BALTIMORE (WJZ)—Women in the military get the green light to serve in units with direct ground combat.

Christie Ileto has more on what this means for Maryland’s female soldiers.

Women soldiers we spoke to say the playing field is now level, and another glass ceiling has been shattered.

Women soldiers now have the green light for combat.

“I believe that anyone should have the opportunity to fight on the frontlines if chosen to be,” said Sgt. Myoung Fisher, Maryland National Guard.

“I was surprised and kind of excited,” said Capt. Cara Kupcho.

Kupcho has served in Afghanistan as combat support and says the lift on the ban preventing women from fighting in ground combat units is a welcome change.
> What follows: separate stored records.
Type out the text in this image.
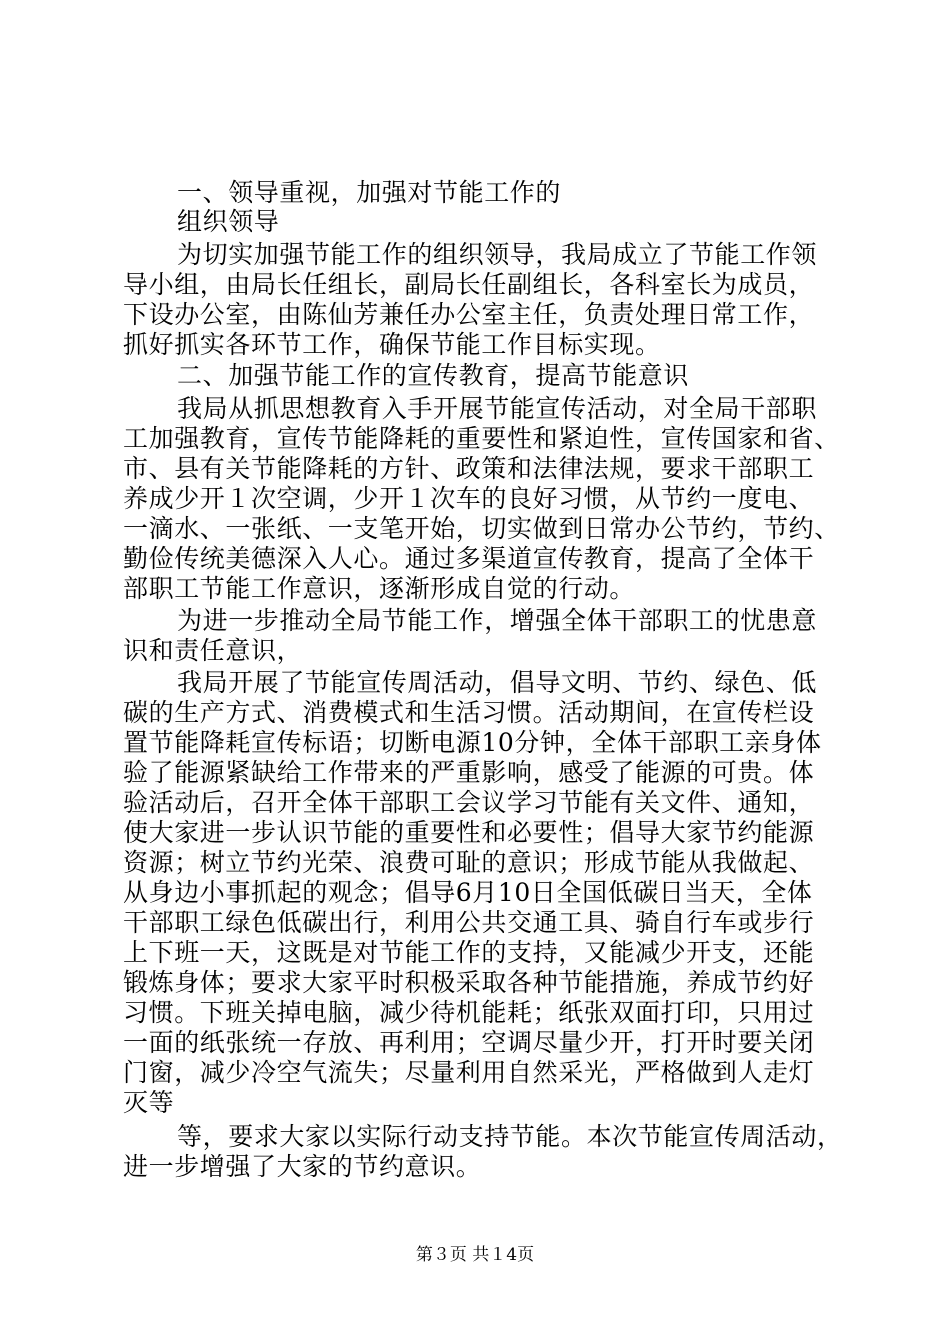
一、领导重视，加强对节能工作的
组织领导
为切实加强节能工作的组织领导，我局成立了节能工作领
导小组，由局长任组长，副局长任副组长，各科室长为成员，
下设办公室，由陈仙芳兼任办公室主任，负责处理日常工作，
抓好抓实各环节工作，确保节能工作目标实现。
二、加强节能工作的宣传教育，提高节能意识
我局从抓思想教育入手开展节能宣传活动，对全局干部职
工加强教育，宣传节能降耗的重要性和紧迫性，宣传国家和省、
市、县有关节能降耗的方针、政策和法律法规，要求干部职工
养成少开１次空调，少开１次车的良好习惯，从节约一度电、
一滴水、一张纸、一支笔开始，切实做到日常办公节约，节约、
勤俭传统美德深入人心。通过多渠道宣传教育，提高了全体干
部职工节能工作意识，逐渐形成自觉的行动。
为进一步推动全局节能工作，增强全体干部职工的忧患意
识和责任意识，
我局开展了节能宣传周活动，倡导文明、节约、绿色、低
碳的生产方式、消费模式和生活习惯。活动期间，在宣传栏设
置节能降耗宣传标语；切断电源10分钟，全体干部职工亲身体
验了能源紧缺给工作带来的严重影响，感受了能源的可贵。体
验活动后，召开全体干部职工会议学习节能有关文件、通知，
使大家进一步认识节能的重要性和必要性；倡导大家节约能源
资源；树立节约光荣、浪费可耻的意识；形成节能从我做起、
从身边小事抓起的观念；倡导6月10日全国低碳日当天，全体
干部职工绿色低碳出行，利用公共交通工具、骑自行车或步行
上下班一天，这既是对节能工作的支持，又能减少开支，还能
锻炼身体；要求大家平时积极采取各种节能措施，养成节约好
习惯。下班关掉电脑，减少待机能耗；纸张双面打印，只用过
一面的纸张统一存放、再利用；空调尽量少开，打开时要关闭
门窗，减少冷空气流失；尽量利用自然采光，严格做到人走灯
灭等
等，要求大家以实际行动支持节能。本次节能宣传周活动，
进一步增强了大家的节约意识。
第３页 共１4页
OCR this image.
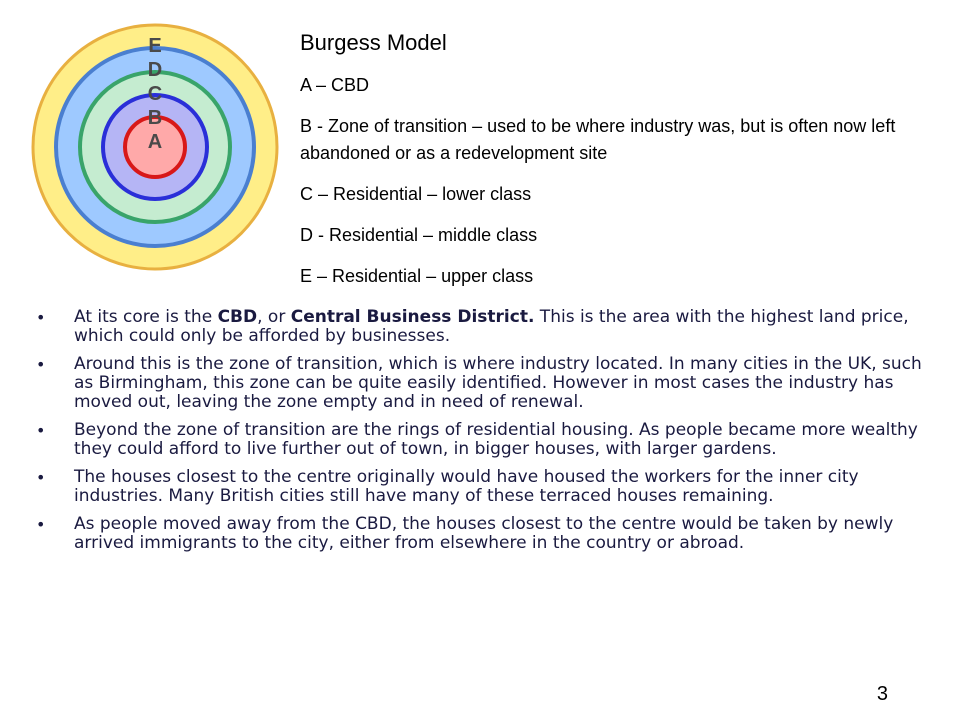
E
D
C
B
A
Burgess Model
A – CBD
B - Zone of transition – used to be where industry was, but is often now left abandoned or as a redevelopment site
C – Residential – lower class
D - Residential – middle class
E – Residential – upper class
• At its core is the CBD, or Central Business District. This is the area with the highest land price, which could only be afforded by businesses.
• Around this is the zone of transition, which is where industry located. In many cities in the UK, such as Birmingham, this zone can be quite easily identified. However in most cases the industry has moved out, leaving the zone empty and in need of renewal.
• Beyond the zone of transition are the rings of residential housing. As people became more wealthy they could afford to live further out of town, in bigger houses, with larger gardens.
• The houses closest to the centre originally would have housed the workers for the inner city industries. Many British cities still have many of these terraced houses remaining.
• As people moved away from the CBD, the houses closest to the centre would be taken by newly arrived immigrants to the city, either from elsewhere in the country or abroad.
3
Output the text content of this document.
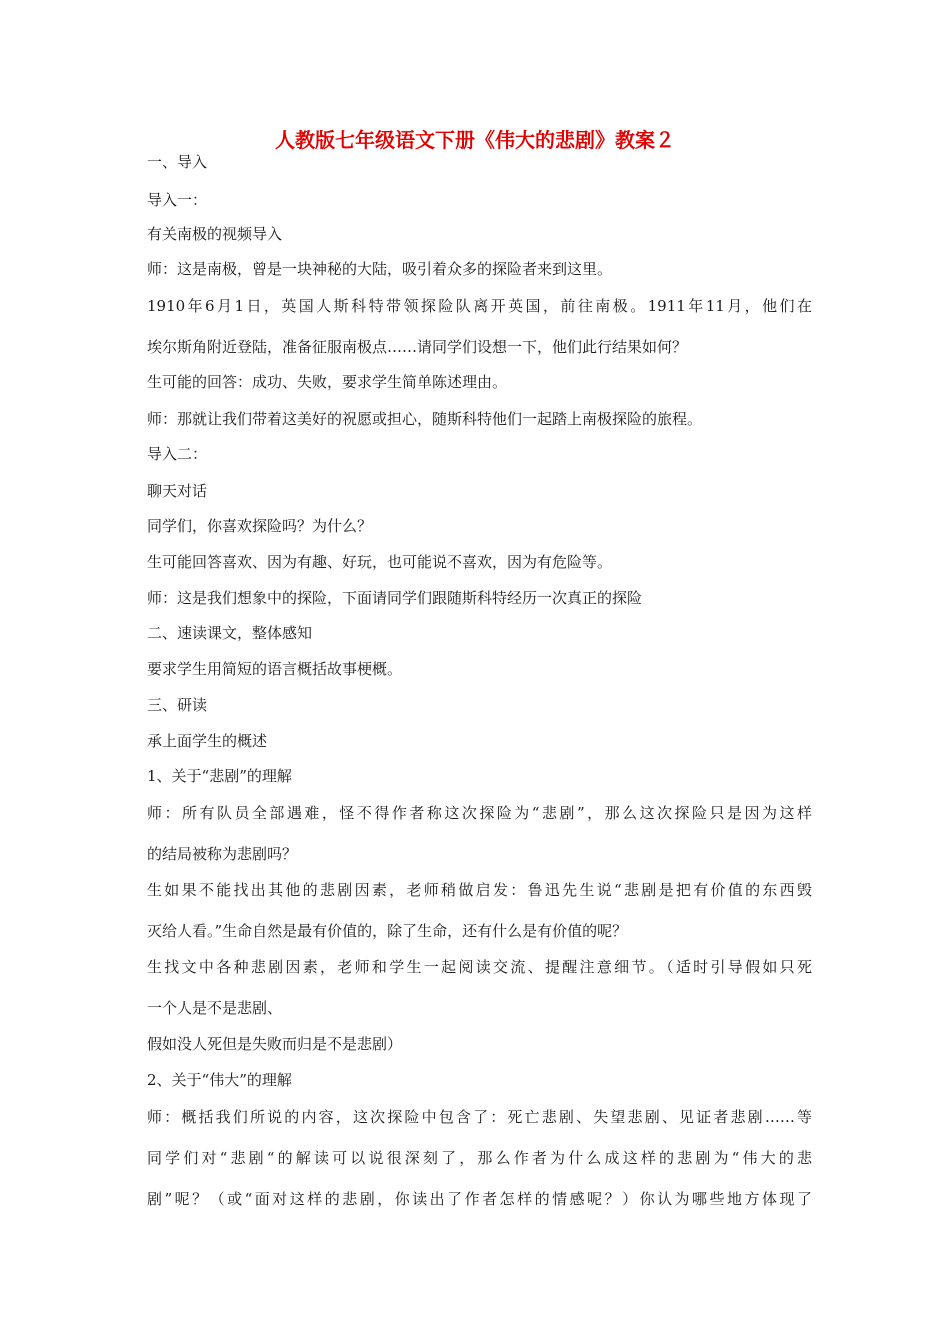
人教版七年级语文下册《伟大的悲剧》教案２
一、导入
导入一：
有关南极的视频导入
师：这是南极，曾是一块神秘的大陆，吸引着众多的探险者来到这里。
1910年6月1日，英国人斯科特带领探险队离开英国，前往南极。1911年11月，他们在
埃尔斯角附近登陆，准备征服南极点……请同学们设想一下，他们此行结果如何？
生可能的回答：成功、失败，要求学生简单陈述理由。
师：那就让我们带着这美好的祝愿或担心，随斯科特他们一起踏上南极探险的旅程。
导入二：
聊天对话
同学们，你喜欢探险吗？为什么？
生可能回答喜欢、因为有趣、好玩，也可能说不喜欢，因为有危险等。
师：这是我们想象中的探险，下面请同学们跟随斯科特经历一次真正的探险
二、速读课文，整体感知
要求学生用简短的语言概括故事梗概。
三、研读
承上面学生的概述
1、关于“悲剧”的理解
师：所有队员全部遇难，怪不得作者称这次探险为“悲剧”，那么这次探险只是因为这样
的结局被称为悲剧吗？
生如果不能找出其他的悲剧因素，老师稍做启发：鲁迅先生说“悲剧是把有价值的东西毁
灭给人看。”生命自然是最有价值的，除了生命，还有什么是有价值的呢？
生找文中各种悲剧因素，老师和学生一起阅读交流、提醒注意细节。（适时引导假如只死
一个人是不是悲剧、
假如没人死但是失败而归是不是悲剧）
2、关于“伟大”的理解
师：概括我们所说的内容，这次探险中包含了：死亡悲剧、失望悲剧、见证者悲剧……等
同学们对“悲剧“的解读可以说很深刻了，那么作者为什么成这样的悲剧为“伟大的悲
剧”呢？（或“面对这样的悲剧，你读出了作者怎样的情感呢？）你认为哪些地方体现了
“It’s a great opportunity altogether,” she said.

On Thursday, Defense Secretary Leon Panetta overturned the 1994 rule that limited women’s roles in combat.

It’s an historic change recommended by the Joint Chiefs of Staff who said earlier this month, “It’s time to eliminate unnecessary gender-based barriers.”

The ACLU national office filed a lawsuit challenging the old policy in November.

“It’s too early to say what happens to the lawsuit, but certainly it’s a huge step in the right direction,” said David Rocah, ACLU staff attorney.

Right now women make up 14 percent of active military personnel, and of those sent to fight in Iraq and Afghanistan, 152 women have been killed.

So what does this mean for female soldiers? Change won’t happen overnight, but it does open up more than 200,000 frontline positions for women.

There have been critics that say women can’t perform the same as their male counterparts on the front line.

“Everywhere you go you’re going to have critics. The Army has set standards. We are given orders, and we follow those orders,” Kupcho said. “To prove them wrong, basically.”

Now a level playing field is a giant leap for female soldiers who have long fought to protect our country.

The services have until May to draw up the plan to open all units to women and until 2015 to implement it.

There are 16,000 women currently deployed who are exposed to combat.